Ce sont les efforts de chaque individu qui font avancer la société. Des efforts auxquels il consent librement, et par goût. Par son travail, sa créativité, son inventivité. C’est pourquoi une société prospère et juste doit valoriser ces efforts. C’est valable à l’école, bien sûr, mais aussi dans le monde du travail et, d’une manière générale, dans l’ensemble des politiques publiques.

Concrètement, au niveau scolaire, j’ai rappelé cette conviction à maintes reprises, en particulier durant mon combat en faveur des notes à l’école, et pour la réforme du cycle d’orientation. Je continue de penser que l’école est le lieu qui « élève » l’enfant, le lieu de la transmission bien sûr, mais aussi le lieu où doit se cultiver, chez lui, le goût d’apprendre, le goût de créer, le goût d’inventer. Autrement dit: le goût de l’effort.

Dans le monde du travail, l’Etat doit veiller à récompenser aussi les efforts des individus et des entreprises. Concrètement, cela nous engage surtout à  éviter de combattre la richesse, sous le prétexte de combattre la pauvreté. Au niveau de la fiscalité individuelle, il faut donc que la progressivité de l’impôt doit être maîtrisée à un niveau qui ne dissuade pas les gens de travailler. Il faut aussi éviter les effets pervers de politiques mal concertées: il arrive ainsi fréquemment que, lorsque les deux parents d’une famille travaillent, la hausse d’impôt (cantonal, communal et fédéral) ajoutée au tarif de crèche finit par coûter plus cher que le 2e revenu du couple… Dans d’autres cas, simplement à cause de la progressivité de l’impôt (notamment fédéral), la totalité de l’allocation familiale est absorbée par l’impôt. J’ai supprimé ce type d’effets pervers – qu’on appelle « effets de seuil » – dans la politique sociale au niveau cantonal. Nous devons impérativement nous y atteler d’une manière générale pour préserver les revenus de la classe moyenne.

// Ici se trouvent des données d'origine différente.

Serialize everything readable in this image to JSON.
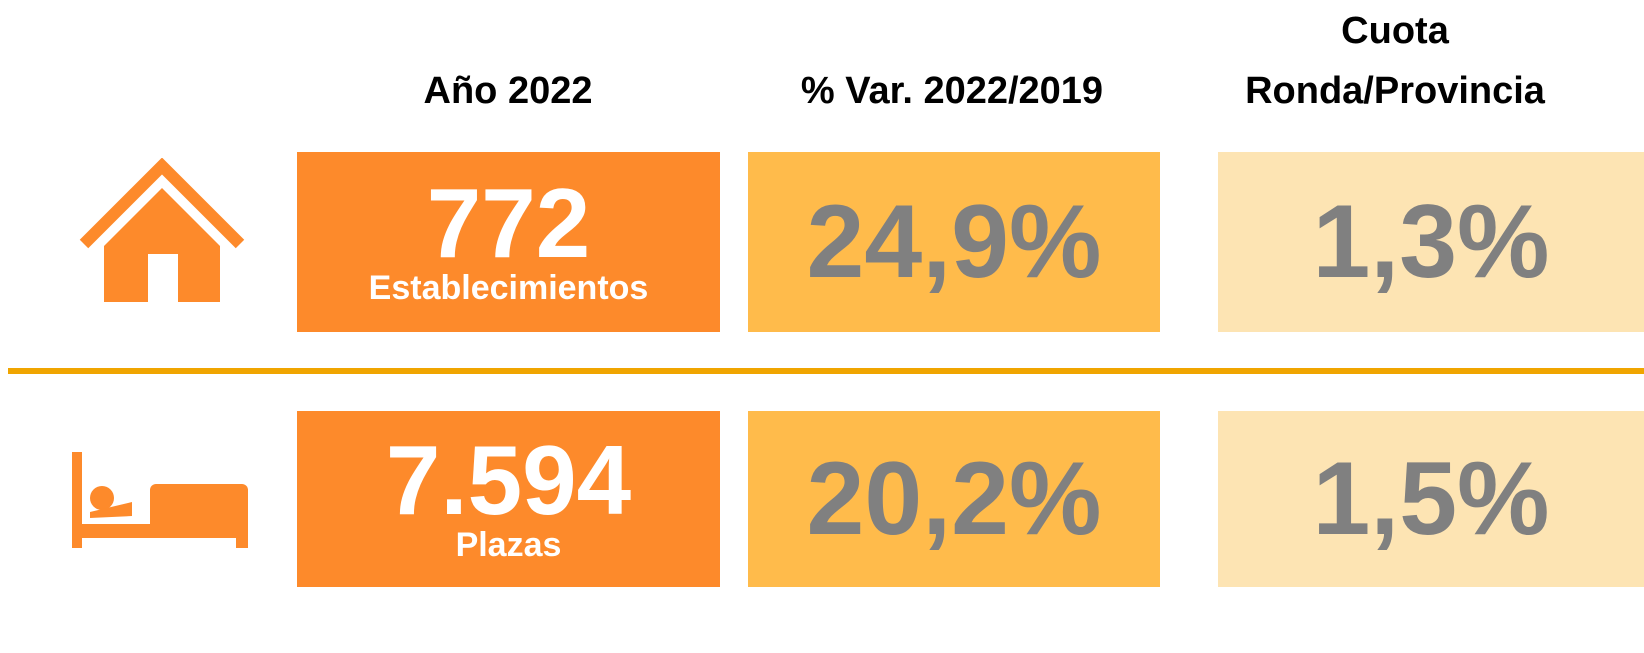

S’agissant des entreprises, avec le Conseil d’Etat genevois, je prône un taux d’impôt unique de 13%. Cela préservera l’attrait de Genève pour des entreprises très mobiles, à forte valeur ajoutée, et surtout donnera un bol d’air précieux à toutes les entreprises locales attachées à notre canton. Aujourd’hui, pour l’instant, certaines sociétés multinationales bénéficient d’un taux inférieur à celui des entreprises locales. Une situation qui est appelée à disparaître. Nous devons faire en sorte que cela conduise à renforcer notre économie, et non à nous faire perdre près de 40’000 emplois dans le secteur multinational. Je rappelle que ce secteur emploie, à Genève, plus de 55% de collaborateurs de nationalité suisse, d’un niveau de rémunération élevé, ce qui est également très favorable à l’équilibre des finances cantonales.

En matière de chômage et en matière sociale, j’ai toujours prôné la réinsertion plutôt que la rente. C’est le sens de la loi en matière de chômage adoptée par le peuple le 16 décembre 2006, qui a créé de nouveaux instruments de réinsertion, en particulier pour les chômeurs de longue durée. C’est aussi le sens de la loi sur l’insertion et l’aide sociale individuelle, adoptée par le peuple en novembre 2011.